Earlier data from this study showed an objective ORR of 44% with ilixadencel, and 48% suntinib, which included complete response in 11% of patients and 4% of patients, respectively.3

Patients in the study were randomized 2:1 to receive either ilixadencel 10 milj cells vaccination of ilixadencel for 14 days plus sunitinib of sunitinib alone. Both arm also underwent nephrectomy. In the ilixadencel combination arm, ilixadencel was administered prior to surgery, and sunitinib was administered after surgery. In the monotherapy, treatment also occurred after surgery.2

The co-primary end points of the MERECA study were OS and the overall 18-month survival rate from randomization in different subgroups of patients with metastatic RCC. The key secondary end points were the frequency of adverse events, progression-free survival, the proportion of patients with an ORR from the start of sunitinib and DOR in each group, and time to progression.

Eligible patients were required to be newly diagnosed with histologically or cytologically confirmed RCC with at least 1 metastasis ≥10 mm for which complete mastectomy is not planned, as determined by a CAT scan. The primary tumor diameter in these patients must have been at least 40 mm. Patients were also required to have adequate hematologic values, creatinine and bilirubin values, and be candidates for first-line therapy with sunitinib initiated for 5 to 8 weeks after nephrectomy.

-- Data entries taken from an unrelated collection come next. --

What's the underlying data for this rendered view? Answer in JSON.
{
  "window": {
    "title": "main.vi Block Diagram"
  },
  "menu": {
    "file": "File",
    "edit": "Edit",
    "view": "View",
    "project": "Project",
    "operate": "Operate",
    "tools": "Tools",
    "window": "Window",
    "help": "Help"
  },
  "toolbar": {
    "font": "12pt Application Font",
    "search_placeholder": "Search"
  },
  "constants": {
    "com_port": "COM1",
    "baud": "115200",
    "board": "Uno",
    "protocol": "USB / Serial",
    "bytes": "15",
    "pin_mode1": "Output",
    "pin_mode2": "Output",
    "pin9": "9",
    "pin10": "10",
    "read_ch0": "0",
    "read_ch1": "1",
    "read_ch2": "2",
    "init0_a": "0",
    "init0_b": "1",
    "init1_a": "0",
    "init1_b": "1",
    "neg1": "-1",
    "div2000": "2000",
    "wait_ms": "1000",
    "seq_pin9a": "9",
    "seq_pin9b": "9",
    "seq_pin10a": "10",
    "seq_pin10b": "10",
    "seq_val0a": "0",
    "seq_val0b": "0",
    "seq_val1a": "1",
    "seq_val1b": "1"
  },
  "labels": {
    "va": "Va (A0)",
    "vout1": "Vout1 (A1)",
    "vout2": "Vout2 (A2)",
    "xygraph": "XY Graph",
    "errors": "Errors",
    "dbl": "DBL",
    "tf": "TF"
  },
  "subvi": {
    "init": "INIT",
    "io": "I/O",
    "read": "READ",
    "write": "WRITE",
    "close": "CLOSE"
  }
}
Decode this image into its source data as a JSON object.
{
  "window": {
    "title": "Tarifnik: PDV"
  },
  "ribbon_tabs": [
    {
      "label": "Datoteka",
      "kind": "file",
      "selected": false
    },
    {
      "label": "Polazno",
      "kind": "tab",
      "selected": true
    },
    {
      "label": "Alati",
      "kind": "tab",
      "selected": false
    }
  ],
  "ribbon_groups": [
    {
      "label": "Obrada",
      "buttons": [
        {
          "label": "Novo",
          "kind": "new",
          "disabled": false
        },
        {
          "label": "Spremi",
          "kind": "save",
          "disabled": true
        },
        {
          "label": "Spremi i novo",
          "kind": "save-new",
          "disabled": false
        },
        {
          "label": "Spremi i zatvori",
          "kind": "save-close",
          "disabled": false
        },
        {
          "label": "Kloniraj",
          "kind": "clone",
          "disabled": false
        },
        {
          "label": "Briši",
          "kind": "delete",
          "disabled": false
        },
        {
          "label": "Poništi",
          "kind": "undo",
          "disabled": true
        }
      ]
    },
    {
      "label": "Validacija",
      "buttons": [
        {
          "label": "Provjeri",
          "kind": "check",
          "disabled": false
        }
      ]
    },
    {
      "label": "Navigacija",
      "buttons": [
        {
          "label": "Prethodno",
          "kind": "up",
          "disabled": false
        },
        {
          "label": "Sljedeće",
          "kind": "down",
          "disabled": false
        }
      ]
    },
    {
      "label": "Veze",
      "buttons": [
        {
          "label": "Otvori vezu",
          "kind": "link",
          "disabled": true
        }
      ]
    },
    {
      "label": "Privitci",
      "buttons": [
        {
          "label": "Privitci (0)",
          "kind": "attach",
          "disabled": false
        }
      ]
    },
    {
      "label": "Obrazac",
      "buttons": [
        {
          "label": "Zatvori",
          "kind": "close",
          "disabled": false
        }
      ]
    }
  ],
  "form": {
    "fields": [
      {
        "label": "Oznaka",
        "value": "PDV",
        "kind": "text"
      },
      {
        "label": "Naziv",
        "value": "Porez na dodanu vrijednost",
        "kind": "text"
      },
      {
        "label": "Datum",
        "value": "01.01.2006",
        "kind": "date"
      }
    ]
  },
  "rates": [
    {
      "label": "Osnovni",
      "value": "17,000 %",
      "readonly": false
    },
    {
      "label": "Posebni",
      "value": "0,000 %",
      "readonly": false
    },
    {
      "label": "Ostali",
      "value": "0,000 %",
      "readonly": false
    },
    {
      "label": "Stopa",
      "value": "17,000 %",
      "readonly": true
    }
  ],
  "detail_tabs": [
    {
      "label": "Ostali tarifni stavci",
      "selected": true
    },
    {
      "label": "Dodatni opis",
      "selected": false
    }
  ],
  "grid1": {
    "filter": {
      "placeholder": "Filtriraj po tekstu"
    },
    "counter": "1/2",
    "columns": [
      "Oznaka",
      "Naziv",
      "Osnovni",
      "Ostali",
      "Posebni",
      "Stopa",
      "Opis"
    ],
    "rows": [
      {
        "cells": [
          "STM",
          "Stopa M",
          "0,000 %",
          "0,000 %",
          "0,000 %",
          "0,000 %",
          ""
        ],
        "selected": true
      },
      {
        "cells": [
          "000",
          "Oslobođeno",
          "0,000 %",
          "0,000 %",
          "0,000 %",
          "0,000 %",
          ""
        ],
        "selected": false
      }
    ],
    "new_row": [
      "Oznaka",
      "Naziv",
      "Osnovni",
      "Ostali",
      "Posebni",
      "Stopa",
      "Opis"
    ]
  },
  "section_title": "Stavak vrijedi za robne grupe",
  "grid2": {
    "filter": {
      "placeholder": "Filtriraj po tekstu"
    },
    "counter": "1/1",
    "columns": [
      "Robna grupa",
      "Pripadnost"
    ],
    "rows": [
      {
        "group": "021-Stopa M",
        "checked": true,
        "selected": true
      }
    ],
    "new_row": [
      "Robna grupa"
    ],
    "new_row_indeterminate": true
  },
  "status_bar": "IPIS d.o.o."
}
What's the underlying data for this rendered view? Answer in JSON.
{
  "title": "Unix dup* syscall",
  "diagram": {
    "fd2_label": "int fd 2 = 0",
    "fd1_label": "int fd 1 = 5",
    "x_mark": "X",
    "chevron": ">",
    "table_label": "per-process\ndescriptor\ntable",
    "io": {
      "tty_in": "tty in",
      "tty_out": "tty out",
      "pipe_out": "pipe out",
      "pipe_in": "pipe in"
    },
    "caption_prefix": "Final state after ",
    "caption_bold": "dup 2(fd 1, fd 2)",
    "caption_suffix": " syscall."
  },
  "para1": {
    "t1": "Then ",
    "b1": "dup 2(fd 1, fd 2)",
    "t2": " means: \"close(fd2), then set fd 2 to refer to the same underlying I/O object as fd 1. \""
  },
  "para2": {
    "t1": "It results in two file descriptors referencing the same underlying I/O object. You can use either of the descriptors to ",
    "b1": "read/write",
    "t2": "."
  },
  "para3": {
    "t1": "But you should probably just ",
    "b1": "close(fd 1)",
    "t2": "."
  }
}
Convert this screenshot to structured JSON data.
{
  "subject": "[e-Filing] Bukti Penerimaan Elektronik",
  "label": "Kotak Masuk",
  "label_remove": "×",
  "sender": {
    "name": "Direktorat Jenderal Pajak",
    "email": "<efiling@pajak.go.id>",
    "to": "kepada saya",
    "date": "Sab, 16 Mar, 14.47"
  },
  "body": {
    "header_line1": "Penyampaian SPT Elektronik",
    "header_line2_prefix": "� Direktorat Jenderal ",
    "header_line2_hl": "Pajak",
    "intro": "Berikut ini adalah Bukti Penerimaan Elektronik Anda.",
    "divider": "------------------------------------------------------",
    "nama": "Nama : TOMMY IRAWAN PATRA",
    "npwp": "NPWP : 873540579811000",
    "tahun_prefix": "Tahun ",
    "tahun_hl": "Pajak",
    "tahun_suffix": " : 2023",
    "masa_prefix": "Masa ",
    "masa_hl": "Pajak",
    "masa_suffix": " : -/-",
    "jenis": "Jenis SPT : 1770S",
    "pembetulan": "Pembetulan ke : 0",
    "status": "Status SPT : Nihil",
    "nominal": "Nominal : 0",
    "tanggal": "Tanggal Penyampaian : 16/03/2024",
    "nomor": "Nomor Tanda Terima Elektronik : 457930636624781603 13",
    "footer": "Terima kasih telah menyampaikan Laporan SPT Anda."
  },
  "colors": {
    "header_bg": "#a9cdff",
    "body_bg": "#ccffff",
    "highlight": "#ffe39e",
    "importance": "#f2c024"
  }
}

The study excluded patients who had a history of invasive cancer within 5 years of study screening with the exception of situ carcinoma or nonmelanoma skin cancer. In addition, individuals who had prior systemic antitumor therapy within 28 days before screening; and individuals with a poor performance status, certain infections, and comorbidities were excluded from the study.

With an RMAT designation, the off-the-shelf cell-based cancer immunotherapy, ilixadencel, the developer can receive direct advice from the FDA around further development of the drug to bring it closer to FDA approval.1


1. Immunicum AB (publ) receives Regenerative Medicine Advanced Therapy designation from fda for ilixadencel in kidney cancer [news release]. Stockholm, Sweden: Immunicum AB; May 6, 2020. https://bit.ly/2zpyx64. Accessed May 8, 2020.

2. Immunicum AB (publ) presents updated data from phase ii mereca trial of ilixadencel in kidney cancer at ASCO-SITC Clinical Immuno-Oncology Symposium [news release]. February 6, 2020. bit.ly/2wopYaL. Accessed May 8, 2020.

3. Lindskog M, Laurell A, Kjellman A, et al. A randomized phase II study with ilixadencel, a cell-based immune primer, plus sunitinib versus sunitinib alone in synchronous metastatic renal cell carcinoma. J Clin Oncol. 2020;(suppl 5;abstr 11). doi: 10.1200/JCO.2020.38.5_suppl.11.